A hearty Beef Bourguignon

A hearty Beef Bourguignon.

28-12-2020Marc Fosh

For obvious reasons, Christmas and New Year’s Eves celebrations this year are going to feel very different for most of us. And although large celebrations with family and friends may be out of the question right now, scaling down this New Year's Eve needn’t mean cutting back on great food and enjoying some tasty, culinary delights over the festive period.

I’ve decided to keep it simple and go for some classic, French comfort food this year. You know there are some recipes that are so timeless, so perfectly right just the way they are, that it seems like a total nonsense to somehow “reinvent” them and bring them up to date.

You see…there’s normally a very good reason that some dishes have been around forever, on and off restaurant menus, but constantly reappearing and delighting new generations. Simple and authentic dishes where the food is treated with reverence, understanding and above all, with care. Big flavoured, wholesome dishes like a Classic French Onion Soup, Cassoulet and Coq au vin, but this year I’m opting for a hearty Beef Bourguignon. It is simply one of the most famous dishes of traditional French cuisine and this recipe is an instant comforting classic, full of satisfying flavours!

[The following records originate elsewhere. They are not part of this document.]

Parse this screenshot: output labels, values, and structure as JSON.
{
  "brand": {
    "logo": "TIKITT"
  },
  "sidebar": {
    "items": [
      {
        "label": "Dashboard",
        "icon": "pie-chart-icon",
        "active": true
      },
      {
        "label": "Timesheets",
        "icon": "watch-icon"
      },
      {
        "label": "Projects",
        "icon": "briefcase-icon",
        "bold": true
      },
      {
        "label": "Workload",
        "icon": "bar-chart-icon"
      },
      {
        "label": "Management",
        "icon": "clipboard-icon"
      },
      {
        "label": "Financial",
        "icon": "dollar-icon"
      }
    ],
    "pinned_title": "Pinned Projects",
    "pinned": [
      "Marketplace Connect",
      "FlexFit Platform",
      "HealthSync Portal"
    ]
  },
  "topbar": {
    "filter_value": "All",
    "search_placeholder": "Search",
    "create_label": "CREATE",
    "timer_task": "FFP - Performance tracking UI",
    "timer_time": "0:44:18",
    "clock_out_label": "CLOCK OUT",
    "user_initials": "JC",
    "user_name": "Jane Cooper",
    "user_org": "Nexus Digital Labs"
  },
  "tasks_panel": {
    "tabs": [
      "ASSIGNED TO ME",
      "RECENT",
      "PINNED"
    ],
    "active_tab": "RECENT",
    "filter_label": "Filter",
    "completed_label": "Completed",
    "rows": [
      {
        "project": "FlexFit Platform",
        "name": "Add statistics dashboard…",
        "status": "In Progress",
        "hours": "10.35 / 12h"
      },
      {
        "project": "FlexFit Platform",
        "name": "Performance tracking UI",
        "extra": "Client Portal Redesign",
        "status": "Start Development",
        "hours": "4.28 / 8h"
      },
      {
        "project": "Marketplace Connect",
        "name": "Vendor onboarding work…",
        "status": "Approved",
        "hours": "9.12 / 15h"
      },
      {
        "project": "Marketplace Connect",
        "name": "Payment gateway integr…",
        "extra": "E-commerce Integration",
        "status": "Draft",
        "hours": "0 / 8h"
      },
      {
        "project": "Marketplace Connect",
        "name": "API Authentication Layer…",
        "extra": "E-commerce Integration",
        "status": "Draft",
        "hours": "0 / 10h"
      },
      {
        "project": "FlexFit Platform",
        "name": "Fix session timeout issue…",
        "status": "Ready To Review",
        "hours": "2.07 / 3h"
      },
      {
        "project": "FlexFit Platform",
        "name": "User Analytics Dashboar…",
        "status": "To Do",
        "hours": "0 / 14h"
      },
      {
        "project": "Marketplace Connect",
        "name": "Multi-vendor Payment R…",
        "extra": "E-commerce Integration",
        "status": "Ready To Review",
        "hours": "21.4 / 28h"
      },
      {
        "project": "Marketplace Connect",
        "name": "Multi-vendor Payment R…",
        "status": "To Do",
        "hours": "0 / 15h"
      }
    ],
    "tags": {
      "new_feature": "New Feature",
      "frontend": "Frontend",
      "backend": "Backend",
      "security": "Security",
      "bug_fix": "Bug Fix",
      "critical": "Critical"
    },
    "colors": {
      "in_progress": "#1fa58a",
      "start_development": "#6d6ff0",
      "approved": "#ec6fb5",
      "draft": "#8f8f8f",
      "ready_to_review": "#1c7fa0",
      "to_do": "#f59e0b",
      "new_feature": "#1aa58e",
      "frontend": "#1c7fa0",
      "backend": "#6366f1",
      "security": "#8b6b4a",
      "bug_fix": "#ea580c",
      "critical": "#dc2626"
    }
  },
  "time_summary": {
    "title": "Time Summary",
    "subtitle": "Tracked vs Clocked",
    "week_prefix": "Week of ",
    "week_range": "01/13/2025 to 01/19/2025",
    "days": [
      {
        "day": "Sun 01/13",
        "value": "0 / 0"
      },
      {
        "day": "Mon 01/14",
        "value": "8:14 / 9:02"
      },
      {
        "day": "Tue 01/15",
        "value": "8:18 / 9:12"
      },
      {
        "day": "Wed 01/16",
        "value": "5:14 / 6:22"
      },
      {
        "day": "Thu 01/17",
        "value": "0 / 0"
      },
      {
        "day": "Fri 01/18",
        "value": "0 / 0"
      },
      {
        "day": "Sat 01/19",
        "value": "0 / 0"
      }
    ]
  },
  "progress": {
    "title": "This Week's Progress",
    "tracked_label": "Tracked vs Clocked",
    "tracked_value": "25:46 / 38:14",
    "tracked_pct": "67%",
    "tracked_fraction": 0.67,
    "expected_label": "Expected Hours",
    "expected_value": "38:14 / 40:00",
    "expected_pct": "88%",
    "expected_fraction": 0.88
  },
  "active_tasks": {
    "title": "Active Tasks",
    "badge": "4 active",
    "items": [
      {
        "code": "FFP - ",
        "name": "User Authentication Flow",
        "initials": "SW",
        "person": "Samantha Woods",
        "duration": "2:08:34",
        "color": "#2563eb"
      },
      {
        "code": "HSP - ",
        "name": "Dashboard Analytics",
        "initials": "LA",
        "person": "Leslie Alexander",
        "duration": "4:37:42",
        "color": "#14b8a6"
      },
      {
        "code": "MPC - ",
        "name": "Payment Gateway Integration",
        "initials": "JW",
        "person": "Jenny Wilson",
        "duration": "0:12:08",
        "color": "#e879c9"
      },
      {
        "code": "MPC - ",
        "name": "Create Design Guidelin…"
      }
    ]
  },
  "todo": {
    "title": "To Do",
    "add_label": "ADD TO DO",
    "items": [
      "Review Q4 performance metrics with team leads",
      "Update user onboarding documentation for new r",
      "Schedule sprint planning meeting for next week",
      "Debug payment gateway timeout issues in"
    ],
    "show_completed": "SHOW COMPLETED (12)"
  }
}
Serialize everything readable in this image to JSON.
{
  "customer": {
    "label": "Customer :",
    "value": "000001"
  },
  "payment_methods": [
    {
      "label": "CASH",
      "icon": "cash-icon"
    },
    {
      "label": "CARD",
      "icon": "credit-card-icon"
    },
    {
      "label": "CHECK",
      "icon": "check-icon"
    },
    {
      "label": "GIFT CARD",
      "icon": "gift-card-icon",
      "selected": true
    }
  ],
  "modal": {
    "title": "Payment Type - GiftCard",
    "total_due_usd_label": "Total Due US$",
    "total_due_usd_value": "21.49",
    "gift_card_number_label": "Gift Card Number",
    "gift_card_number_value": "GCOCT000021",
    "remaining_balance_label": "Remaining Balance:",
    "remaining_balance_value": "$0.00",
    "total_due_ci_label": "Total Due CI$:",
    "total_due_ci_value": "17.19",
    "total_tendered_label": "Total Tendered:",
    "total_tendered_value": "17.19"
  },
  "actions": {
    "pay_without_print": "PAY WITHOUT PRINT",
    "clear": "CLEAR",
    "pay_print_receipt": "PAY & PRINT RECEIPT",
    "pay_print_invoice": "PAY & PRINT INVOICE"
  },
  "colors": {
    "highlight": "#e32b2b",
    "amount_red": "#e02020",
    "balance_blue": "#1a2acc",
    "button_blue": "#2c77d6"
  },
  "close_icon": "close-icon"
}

It’s a dish that I’m going to be cooking a lot this week as it’s proving to be a very popular choice on our Fosh Food delivery service too. For a simple dessert, I’m going to roast a pineapple with caramel and spices and serve it warm with a big scoop of vanilla ice cream. Whatever you’re cooking this year, stay safe, enjoy the time in your kitchen and a very happy new year to all!



Serves 6-8
· 1.5kl stewing beef (cut into large chunks)
· 125g streaky bacon (diced)
· 20 baby onions or shallots (peeled)
· 2tbsp. Tomato puree
· 1.5L beef stock
· 100g flour
· 100m olive oil

For the marinade:

· 1 large onion (roughly chopped)
· 3 garlic cloves (crushed)
· 2 carrots (peeled and chopped)
· A sprig of fresh thyme
· A sprig of fresh rosemary

Place the stewing beef in a large bowl and add all the ingredients for the marinade. Leave in the refrigerator overnight. Heat the olive oil in a large heavy-bottomed pan and brown the stewing beef. Stir in the flour and tomato puree. Add the ingredients from the marinade and cover with beef stock. Cover with a lid and simmer gently for 3 hours, removing any fat and impurities that rise to the surface during the cooking. Heat a little oil in a small frying pan and saute the diced bacon and baby onions until golden brown. Stir them into the stew and cook for a further 10-15 minutes. Season to taste and cover again with a tight fitting lid. Open the pot at the table to enjoy the wonderful aroma.

Roasted Spice Pineapple


Serves 4-6
· 1 pineapple, ripe but firm
· 125g sugar
· 250ml water
· 1tsp fresh ginger
· 20 cloves
· 2 vanilla pods
· 4 star anise
· ½ cinnamon stick
· 50ml rum

Peel the pineapple and remove the eyes with the point of a sharp knife. Stud the pineapple with cloves, stat anise and cinnamon. Split the vanilla pods and scrap out the seeds. Bring the water to the boil and add the sugar, ginger and vanilla seeds. Boil for 6-8 minutes to a light caramel colour. Pre heat the oven to 190ºC. Stand the pineapple upright in a baking dish and baste with the spiced caramel. Roast in the oven for 40-45 minutes, basting 4-5 times with the caramel. Carve the pineapple in slices and serve warm with a big scoop of vanilla ice cream.